Pick a random book or magazine from your shelf (don’t let anyone know which one you picked). Choosing a piece of writing which is rather unknown or hasn’t been published is even better.
- Flip through the pages, and try to find a memorable sentence of at least 15 words that also contains some numbers as well as some uppercase and some lowercase characters.
- Memorize your own sentence (not the one in my example below) and share it with no one! Make sure you also remember the capitalization of the characters. If you don’t feel comfortable with one particular sentence, pick another one. You can even create a sentence by yourself.
- Next, take the initials of each of the words and numbers to create your password.
A moment a go, I just followed the procedure above, and found the following sentence:
On March 14, Phnom Penh International Hotel is opening its new Italian restaurant. All food is 50 % off.

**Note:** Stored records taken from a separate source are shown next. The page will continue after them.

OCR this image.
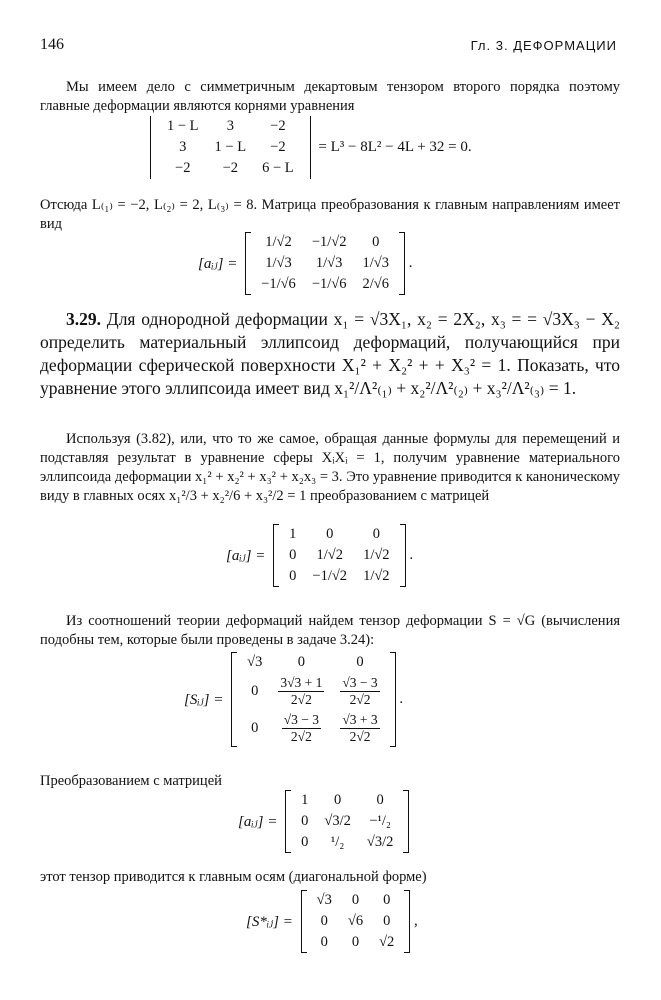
146	Гл. 3. ДЕФОРМАЦИИ

Мы имеем дело с симметричным декартовым тензором второго порядка поэтому главные деформации являются корнями уравнения

1 − L	3	−2
3	1 − L	−2
−2	−2	6 − L
= L³ − 8L² − 4L + 32 = 0.

Отсюда L₍₁₎ = −2, L₍₂₎ = 2, L₍₃₎ = 8. Матрица преобразования к главным направлениям имеет вид

[aᵢⱼ] =
1/√2	−1/√2	0
1/√3	1/√3	1/√3
−1/√6	−1/√6	2/√6
.

3.29. Для однородной деформации x₁ = √3X₁, x₂ = 2X₂, x₃ = = √3X₃ − X₂ определить материальный эллипсоид деформаций, получающийся при деформации сферической поверхности X₁² + X₂² + + X₃² = 1. Показать, что уравнение этого эллипсоида имеет вид x₁²/Λ²₍₁₎ + x₂²/Λ²₍₂₎ + x₃²/Λ²₍₃₎ = 1.

Используя (3.82), или, что то же самое, обращая данные формулы для перемещений и подставляя результат в уравнение сферы XᵢXᵢ = 1, получим уравнение материального эллипсоида деформации x₁² + x₂² + x₃² + x₂x₃ = 3. Это уравнение приводится к каноническому виду в главных осях x₁²/3 + x₂²/6 + x₃²/2 = 1 преобразованием с матрицей

[aᵢⱼ] =
1	0	0
0	1/√2	1/√2
0	−1/√2	1/√2
.

Из соотношений теории деформаций найдем тензор деформации S = √G (вычисления подобны тем, которые были проведены в задаче 3.24):

[Sᵢⱼ] =
√3	0	0
0	$\frac{3√3 + 1}{2√2}$	$\frac{√3 - 3}{2√2}$

0	$\frac{√3 - 3}{2√2}$	$\frac{√3 + 3}{2√2}$
.

Преобразованием с матрицей

[aᵢⱼ] =
1	0	0
0	√3/2	−¹/₂
0	¹/₂	√3/2

этот тензор приводится к главным осям (диагональной форме)

[S*ᵢⱼ] =
√3	0	0
0	√6	0
0	0	√2
,
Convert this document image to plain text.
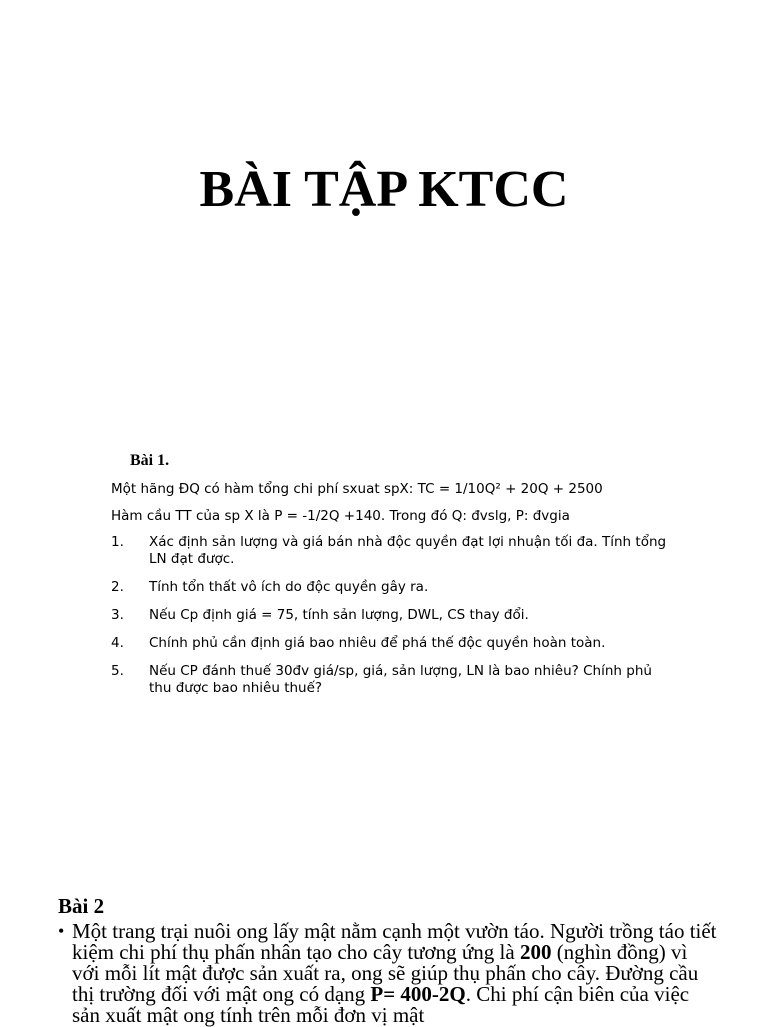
BÀI TẬP KTCC
Bài 1.
Một hãng ĐQ có hàm tổng chi phí sxuat spX: TC = 1/10Q² + 20Q + 2500
Hàm cầu TT của sp X là P = -1/2Q +140. Trong đó Q: đvslg, P: đvgia
1. Xác định sản lượng và giá bán nhà độc quyền đạt lợi nhuận tối đa. Tính tổng LN đạt được.
2. Tính tổn thất vô ích do độc quyền gây ra.
3. Nếu Cp định giá = 75, tính sản lượng, DWL, CS thay đổi.
4. Chính phủ cần định giá bao nhiêu để phá thế độc quyền hoàn toàn.
5. Nếu CP đánh thuế 30đv giá/sp, giá, sản lượng, LN là bao nhiêu? Chính phủ thu được bao nhiêu thuế?
Bài 2
• Một trang trại nuôi ong lấy mật nằm cạnh một vườn táo. Người trồng táo tiết kiệm chi phí thụ phấn nhân tạo cho cây tương ứng là 200 (nghìn đồng) vì với mỗi lít mật được sản xuất ra, ong sẽ giúp thụ phấn cho cây. Đường cầu thị trường đối với mật ong có dạng P= 400-2Q. Chi phí cận biên của việc sản xuất mật ong tính trên mỗi đơn vị mật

Next, I take the initials of each of the words and the numbers and create my password. In this case, I get a password with 19 characters: OM1PPIHioinIrAfi5%o
How to recall your password?
When you want to recall your password, just mentally replay the sentence you memorized, typing only the initials. In the beginning, it may feel a bit awkward, but after typing it a few times, it becomes almost automatic, and you don’t even have to think about what to type.

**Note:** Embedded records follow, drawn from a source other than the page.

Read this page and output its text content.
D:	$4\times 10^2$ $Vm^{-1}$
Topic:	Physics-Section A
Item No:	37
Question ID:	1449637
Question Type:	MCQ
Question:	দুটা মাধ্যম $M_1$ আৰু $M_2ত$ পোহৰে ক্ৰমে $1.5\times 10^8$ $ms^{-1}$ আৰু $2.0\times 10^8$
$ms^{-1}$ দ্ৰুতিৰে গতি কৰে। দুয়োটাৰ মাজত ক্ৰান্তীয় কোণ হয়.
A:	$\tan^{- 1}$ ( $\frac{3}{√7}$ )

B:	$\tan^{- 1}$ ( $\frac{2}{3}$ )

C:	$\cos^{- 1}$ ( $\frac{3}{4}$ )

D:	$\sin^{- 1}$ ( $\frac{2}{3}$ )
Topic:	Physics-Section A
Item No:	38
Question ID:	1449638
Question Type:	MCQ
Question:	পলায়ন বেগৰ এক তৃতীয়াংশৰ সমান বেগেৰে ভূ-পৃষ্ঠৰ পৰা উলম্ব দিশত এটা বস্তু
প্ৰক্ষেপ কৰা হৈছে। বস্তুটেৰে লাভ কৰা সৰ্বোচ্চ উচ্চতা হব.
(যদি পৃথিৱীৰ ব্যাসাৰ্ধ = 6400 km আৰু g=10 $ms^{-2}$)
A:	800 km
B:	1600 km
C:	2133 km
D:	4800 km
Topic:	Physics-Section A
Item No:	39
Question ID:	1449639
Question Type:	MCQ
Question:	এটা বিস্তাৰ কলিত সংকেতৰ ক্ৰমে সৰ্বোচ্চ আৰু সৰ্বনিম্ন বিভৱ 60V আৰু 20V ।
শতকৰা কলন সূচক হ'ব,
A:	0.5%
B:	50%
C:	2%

Should you use an online password checker to verify the strength of your password?
Many websites check your password strength when you sign up, for example by displaying a multicolored bar. While some website’s checking procedure is not rigorous enough, if your website signals you that your password is too weak, you should take that serious.
I advise against finding and using a third-party password checking website on the Internet. While the website might have been set up in good faith, it might as well be a front for stealing passwords or the password might be transmitted or stored in an insecure way.
I am providing the link to a password checker by Microsoft for your reference. I am convinced Microsoft is not out to get your password, but, I still recommend that you only use it to get an idea about password security. I would not input a password you really intend to use.
Some additional tips to help you to prevent password theft
- Replace some characters in your acronym by special symbols. However, when you do that, create your own substitutions. Do not use common conversions such as @ instead of a, or 2 instead of to.
- Don’t forget to log out and don’t forget to clear the cache of your web browser if you are using a public computer.
- If you can avoid it, do not use a public computer at all since it might contain software which records everything you type (including your username and password) and sends it to a thief via the Internet.
- Install and regularly update security software on your own computer to ensure that your own computer doesn’t contain hidden programs or viruses.
- Don’t click on links or fill forms provided in emails, or unknown websites when you want to log in to a specific website (or even worse your online banking account). The link might lead you to a website that looks exactly like your bank, but is just a copy designed to steal your username and password. This trick is widespread. Instead, directly type the address of your website in your web browser.